A Russian propaganda arm oversaw a criminal and espionage conspiracy to tamper in the 2016 US presidential campaign to support Donald Trump and disparage Hillary Clinton, said an indictment released on Friday that revealed more details than previously known about Moscow’s purported effort to interfere.
The office of US Special Counsel Robert Mueller charged 13 Russians and three Russian companies, including St Petersburg-based Internet Research Agency known for its trolling on social media.
The official who oversees Mueller’s work said the investigation was not finished. The court document said those accused “had a strategic goal to sow discord in the US political system, including the 2016 US presidential election.”
The indictment said Russians adopted false online personas to push divisive messages; travelled to the United States to collect intelligence, visiting 10 states; and staged political rallies while posing as Americans.
In one case, it said, the Russians paid an unidentified person to build a cage aboard a flatbed truck and another to wear a costume “portraying Clinton in a prison uniform.”
The surprise 37-page indictment could alter the divisive US domestic debate over Russia’s meddling, undercutting some Republicans who, along with Trump, have attacked Mueller’s investigation.

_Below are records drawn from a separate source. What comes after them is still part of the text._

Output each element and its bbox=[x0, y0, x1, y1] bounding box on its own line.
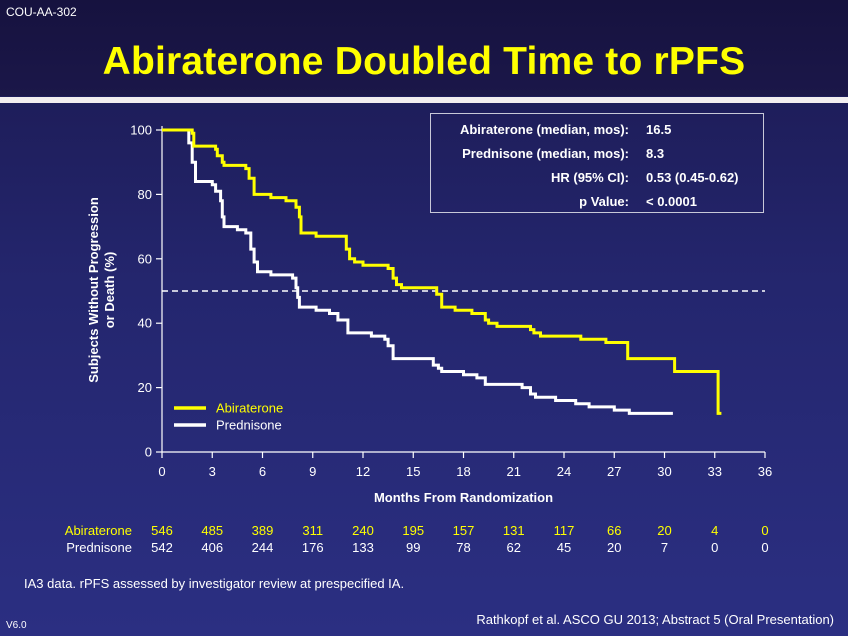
x-tick-label: 12 bbox=[356, 464, 370, 479]
stat-row-abiraterone-median: Abiraterone (median, mos): 16.5 bbox=[431, 122, 765, 140]
study-code: COU-AA-302 bbox=[6, 5, 77, 19]
x-tick-label: 27 bbox=[607, 464, 621, 479]
x-tick-label: 21 bbox=[507, 464, 521, 479]
footnote: IA3 data. rPFS assessed by investigator … bbox=[24, 576, 405, 591]
y-tick-label: 40 bbox=[138, 316, 152, 331]
risk-count-cell: 0 bbox=[761, 523, 769, 538]
stat-label: Prednisone (median, mos): bbox=[462, 146, 629, 161]
x-axis-title: Months From Randomization bbox=[374, 490, 553, 505]
x-tick-label: 36 bbox=[758, 464, 772, 479]
y-tick-label: 60 bbox=[138, 251, 152, 266]
risk-count-cell: 0 bbox=[711, 540, 719, 555]
risk-count-cell: 45 bbox=[556, 540, 572, 555]
risk-count-cell: 546 bbox=[151, 523, 173, 538]
km-curve-abiraterone bbox=[162, 128, 722, 415]
slide-title: Abiraterone Doubled Time to rPFS bbox=[102, 40, 746, 83]
x-tick-label: 9 bbox=[309, 464, 316, 479]
risk-count-cell: 157 bbox=[452, 523, 475, 538]
risk-count-cell: 195 bbox=[402, 523, 425, 538]
risk-count-cell: 131 bbox=[502, 523, 525, 538]
x-tick-label: 33 bbox=[708, 464, 722, 479]
stat-value: 0.53 (0.45-0.62) bbox=[646, 170, 739, 185]
y-tick-label: 100 bbox=[130, 123, 152, 138]
title-divider bbox=[0, 97, 848, 103]
stat-row-prednisone-median: Prednisone (median, mos): 8.3 bbox=[431, 146, 765, 164]
risk-count-cell: 78 bbox=[456, 540, 471, 555]
y-tick-label: 80 bbox=[138, 187, 152, 202]
x-tick-label: 18 bbox=[456, 464, 470, 479]
risk-count-cell: 4 bbox=[711, 523, 719, 538]
x-tick-label: 3 bbox=[209, 464, 216, 479]
legend-label-prednisone: Prednisone bbox=[216, 418, 282, 433]
stat-value: < 0.0001 bbox=[646, 194, 697, 209]
risk-row-label: Prednisone bbox=[66, 540, 132, 555]
risk-row-label: Abiraterone bbox=[64, 523, 132, 538]
stat-value: 16.5 bbox=[646, 122, 672, 137]
stat-row-p-value: p Value: < 0.0001 bbox=[431, 194, 765, 212]
x-tick-label: 0 bbox=[158, 464, 165, 479]
legend-label-abiraterone: Abiraterone bbox=[216, 401, 283, 416]
risk-count-cell: 133 bbox=[352, 540, 374, 555]
risk-count-cell: 542 bbox=[151, 540, 173, 555]
risk-count-cell: 20 bbox=[657, 523, 672, 538]
risk-count-cell: 0 bbox=[761, 540, 769, 555]
km-curve-prednisone bbox=[162, 128, 673, 415]
risk-row-abiraterone: Abiraterone 546 485 389 311 240 195 157 131 117 6… bbox=[0, 523, 848, 539]
risk-count-cell: 20 bbox=[607, 540, 622, 555]
risk-count-cell: 7 bbox=[660, 540, 669, 555]
risk-count-cell: 485 bbox=[201, 523, 224, 538]
citation: Rathkopf et al. ASCO GU 2013; Abstract 5… bbox=[476, 612, 834, 627]
version-label: V6.0 bbox=[6, 620, 27, 631]
x-tick-label: 24 bbox=[557, 464, 571, 479]
stat-value: 8.3 bbox=[646, 146, 665, 161]
y-axis-title-line: Subjects Without Progression bbox=[86, 197, 101, 383]
y-tick-label: 0 bbox=[145, 445, 152, 460]
header-band: COU-AA-302 Abiraterone Doubled Time to r… bbox=[0, 0, 848, 96]
risk-count-cell: 66 bbox=[607, 523, 622, 538]
risk-count-cell: 62 bbox=[506, 540, 521, 555]
y-axis-title: Subjects Without Progressionor Death (%) bbox=[86, 197, 117, 383]
stat-label: Abiraterone (median, mos): bbox=[459, 122, 629, 137]
risk-row-prednisone: Prednisone 542 406 244 176 133 99 78 62 45 20 7 0 0 bbox=[0, 540, 848, 556]
risk-count-cell: 99 bbox=[406, 540, 421, 555]
stat-label: p Value: bbox=[579, 194, 629, 209]
risk-count-cell: 244 bbox=[251, 540, 274, 555]
risk-count-cell: 311 bbox=[302, 523, 324, 538]
risk-count-cell: 117 bbox=[553, 523, 575, 538]
x-tick-label: 6 bbox=[259, 464, 266, 479]
y-tick-label: 20 bbox=[138, 380, 152, 395]
risk-count-cell: 240 bbox=[352, 523, 374, 538]
stat-row-hazard-ratio: HR (95% CI): 0.53 (0.45-0.62) bbox=[431, 170, 765, 188]
x-tick-label: 30 bbox=[657, 464, 671, 479]
stats-box: Abiraterone (median, mos): 16.5 Predniso… bbox=[430, 113, 764, 213]
x-tick-label: 15 bbox=[406, 464, 420, 479]
y-axis-title-line: or Death (%) bbox=[102, 252, 117, 329]
risk-count-cell: 389 bbox=[251, 523, 274, 538]
risk-count-cell: 406 bbox=[201, 540, 224, 555]
stat-label: HR (95% CI): bbox=[550, 170, 629, 185]
risk-count-cell: 176 bbox=[301, 540, 324, 555]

“These Russians engaged in a sinister and systematic attack on our political system. It was a conspiracy to subvert the process, and take aim at democracy itself,” said Paul Ryan, Republican Speaker of the House of Representatives.
The indictment is silent on the question of whether the Trump campaign colluded with the Kremlin, which Mueller is investigating.

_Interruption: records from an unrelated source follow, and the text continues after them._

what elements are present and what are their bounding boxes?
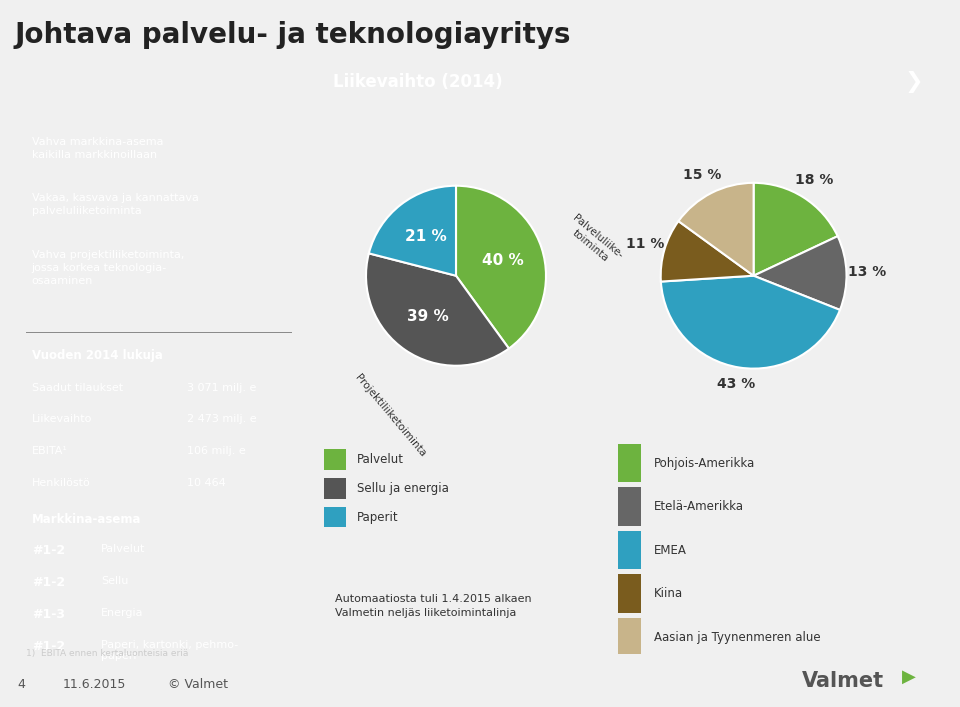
- Text: Aasian ja Tyynenmeren alue: Aasian ja Tyynenmeren alue: [654, 631, 821, 643]
- Bar: [617, 444, 641, 482]
- Text: Automaatiosta tuli 1.4.2015 alkaen
Valmetin neljäs liiketoimintalinja: Automaatiosta tuli 1.4.2015 alkaen Valme…: [335, 594, 532, 618]
- Text: Markkina-asema: Markkina-asema: [32, 513, 141, 525]
- Text: Palveluliike-
toiminta: Palveluliike- toiminta: [563, 213, 624, 269]
- Text: Johtava palvelu- ja teknologiayritys: Johtava palvelu- ja teknologiayritys: [14, 21, 571, 49]
- Text: 18 %: 18 %: [795, 173, 833, 187]
- Text: #1-2: #1-2: [32, 544, 65, 557]
- Text: 4: 4: [17, 679, 25, 691]
- Bar: [617, 531, 641, 569]
- Wedge shape: [366, 253, 509, 366]
- Text: EBITA¹: EBITA¹: [32, 446, 67, 456]
- Text: Palvelut: Palvelut: [101, 544, 145, 554]
- Text: ❯: ❯: [905, 71, 924, 93]
- Text: Liikevaihto (2014): Liikevaihto (2014): [332, 73, 502, 91]
- Text: 11 %: 11 %: [626, 237, 664, 251]
- Text: #1-3: #1-3: [32, 608, 64, 621]
- Bar: [324, 478, 346, 499]
- Text: #1-2: #1-2: [32, 640, 65, 653]
- Wedge shape: [369, 186, 456, 276]
- Text: Vakaa, kasvava ja kannattava
palveluliiketoiminta: Vakaa, kasvava ja kannattava palveluliik…: [32, 193, 199, 216]
- Text: Sellu: Sellu: [101, 576, 129, 586]
- Text: 15 %: 15 %: [683, 168, 721, 182]
- Text: Paperi, kartonki, pehmo-
paperi: Paperi, kartonki, pehmo- paperi: [101, 640, 238, 661]
- Text: EMEA: EMEA: [654, 544, 687, 556]
- Bar: [617, 488, 641, 526]
- Text: Vahva projektiliiketoiminta,
jossa korkea teknologia-
osaaminen: Vahva projektiliiketoiminta, jossa korke…: [32, 250, 184, 286]
- Text: Saadut tilaukset: Saadut tilaukset: [32, 382, 123, 392]
- Bar: [324, 507, 346, 528]
- Text: 2 473 milj. e: 2 473 milj. e: [187, 414, 257, 424]
- Text: 40 %: 40 %: [482, 253, 524, 268]
- Text: Paperit: Paperit: [356, 511, 398, 525]
- Text: 39 %: 39 %: [407, 309, 449, 325]
- Text: 106 milj. e: 106 milj. e: [187, 446, 246, 456]
- Text: 10 464: 10 464: [187, 478, 226, 488]
- Text: Liikevaihto: Liikevaihto: [32, 414, 92, 424]
- Wedge shape: [679, 183, 754, 276]
- Text: Palvelut: Palvelut: [356, 452, 403, 466]
- Text: Vuoden 2014 lukuja: Vuoden 2014 lukuja: [32, 349, 162, 362]
- Bar: [617, 574, 641, 612]
- Text: 43 %: 43 %: [717, 377, 756, 391]
- Wedge shape: [456, 186, 546, 349]
- Wedge shape: [754, 183, 838, 276]
- Wedge shape: [754, 236, 847, 310]
- Wedge shape: [660, 276, 840, 368]
- Text: 11.6.2015: 11.6.2015: [62, 679, 126, 691]
- Text: Projektiliiketoiminta: Projektiliiketoiminta: [353, 373, 427, 459]
- Text: Energia: Energia: [101, 608, 143, 618]
- Text: 21 %: 21 %: [405, 229, 446, 244]
- Wedge shape: [660, 221, 754, 281]
- Text: Henkilöstö: Henkilöstö: [32, 478, 90, 488]
- Text: Valmet: Valmet: [802, 672, 884, 691]
- Text: Kiina: Kiina: [654, 587, 684, 600]
- Text: Etelä-Amerikka: Etelä-Amerikka: [654, 500, 744, 513]
- Text: Sellu ja energia: Sellu ja energia: [356, 482, 448, 495]
- Text: © Valmet: © Valmet: [168, 679, 228, 691]
- Bar: [324, 449, 346, 469]
- Text: 1)  EBITA ennen kertaluonteisia eriä: 1) EBITA ennen kertaluonteisia eriä: [26, 649, 188, 658]
- Text: #1-2: #1-2: [32, 576, 65, 589]
- Text: Pohjois-Amerikka: Pohjois-Amerikka: [654, 457, 756, 469]
- Text: Vahva markkina-asema
kaikilla markkinoillaan: Vahva markkina-asema kaikilla markkinoil…: [32, 136, 163, 160]
- Text: 3 071 milj. e: 3 071 milj. e: [187, 382, 256, 392]
- Bar: [617, 618, 641, 656]
- Text: 13 %: 13 %: [848, 265, 886, 279]
- Text: ▶: ▶: [902, 668, 916, 686]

In a tweet on Friday, Trump gave his most direct acknowledgement that Russia had meddled in the election, which he has frequently disputed.
“Russia started their anti-US campaign in 2014, long before I announced that I would run for president. The results of the election were not impacted. The Trump campaign did nothing wrong — no collusion!” Trump wrote.

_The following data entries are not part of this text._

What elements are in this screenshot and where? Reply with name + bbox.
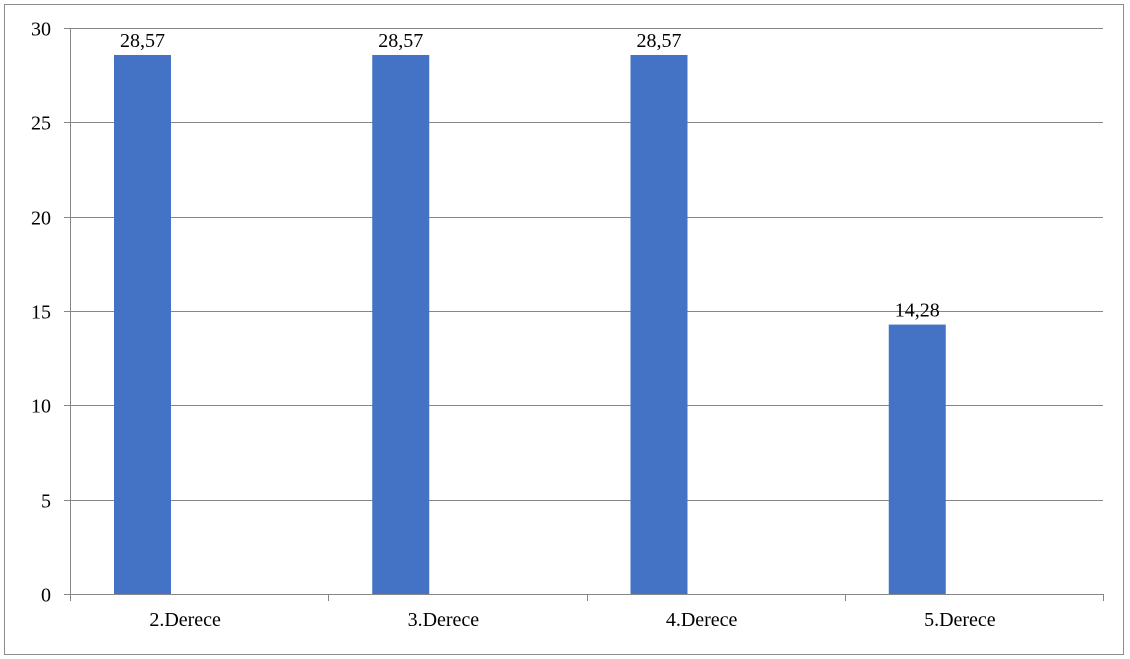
y-tick-label-0: 0 — [41, 585, 51, 607]
bar-5.Derece — [888, 324, 946, 594]
bar-4.Derece — [630, 54, 688, 595]
x-tick-label-5.Derece: 5.Derece — [924, 609, 996, 631]
chart-frame: 0 5 10 15 20 25 30 28,57 2.Derece 28,57 3.Derece 28… — [4, 4, 1124, 655]
x-tick-label-2.Derece: 2.Derece — [149, 609, 221, 631]
y-tick-label-10: 10 — [31, 396, 51, 418]
data-label-2.Derece: 28,57 — [120, 30, 165, 52]
data-label-5.Derece: 14,28 — [895, 300, 940, 322]
labels: 0 5 10 15 20 25 30 28,57 2.Derece 28,57 3.Derece 28… — [31, 19, 996, 632]
bars — [114, 54, 946, 595]
data-label-3.Derece: 28,57 — [378, 30, 423, 52]
y-tick-label-30: 30 — [31, 19, 51, 41]
x-tick-label-4.Derece: 4.Derece — [666, 609, 738, 631]
y-tick-label-20: 20 — [31, 208, 51, 230]
y-tick-label-5: 5 — [41, 491, 51, 513]
y-tick-label-25: 25 — [31, 113, 51, 135]
y-tick-label-15: 15 — [31, 302, 51, 324]
data-label-4.Derece: 28,57 — [637, 30, 682, 52]
bar-3.Derece — [372, 54, 430, 595]
bar-2.Derece — [114, 54, 171, 595]
gridlines — [70, 28, 1103, 501]
x-tick-label-3.Derece: 3.Derece — [408, 609, 480, 631]
axes — [64, 28, 1104, 601]
bar-chart: 0 5 10 15 20 25 30 28,57 2.Derece 28,57 3.Derece 28… — [31, 19, 1104, 632]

Russian Foreign Ministry spokeswoman Maria Zakharova denounced the allegations as “absurd” and ridiculed the notion that so few Russian nationals could undermine US democracy.
“Thirteen against the billions’ budgets of the secret services?” she asked in a Facebook post.
The accused Russians are unlikely to be arrested or appear in a US court on the charges, which include conspiracy to defraud the United States, wire fraud, bank fraud and identity theft, as there is no extradition treaty between the United States and Russia.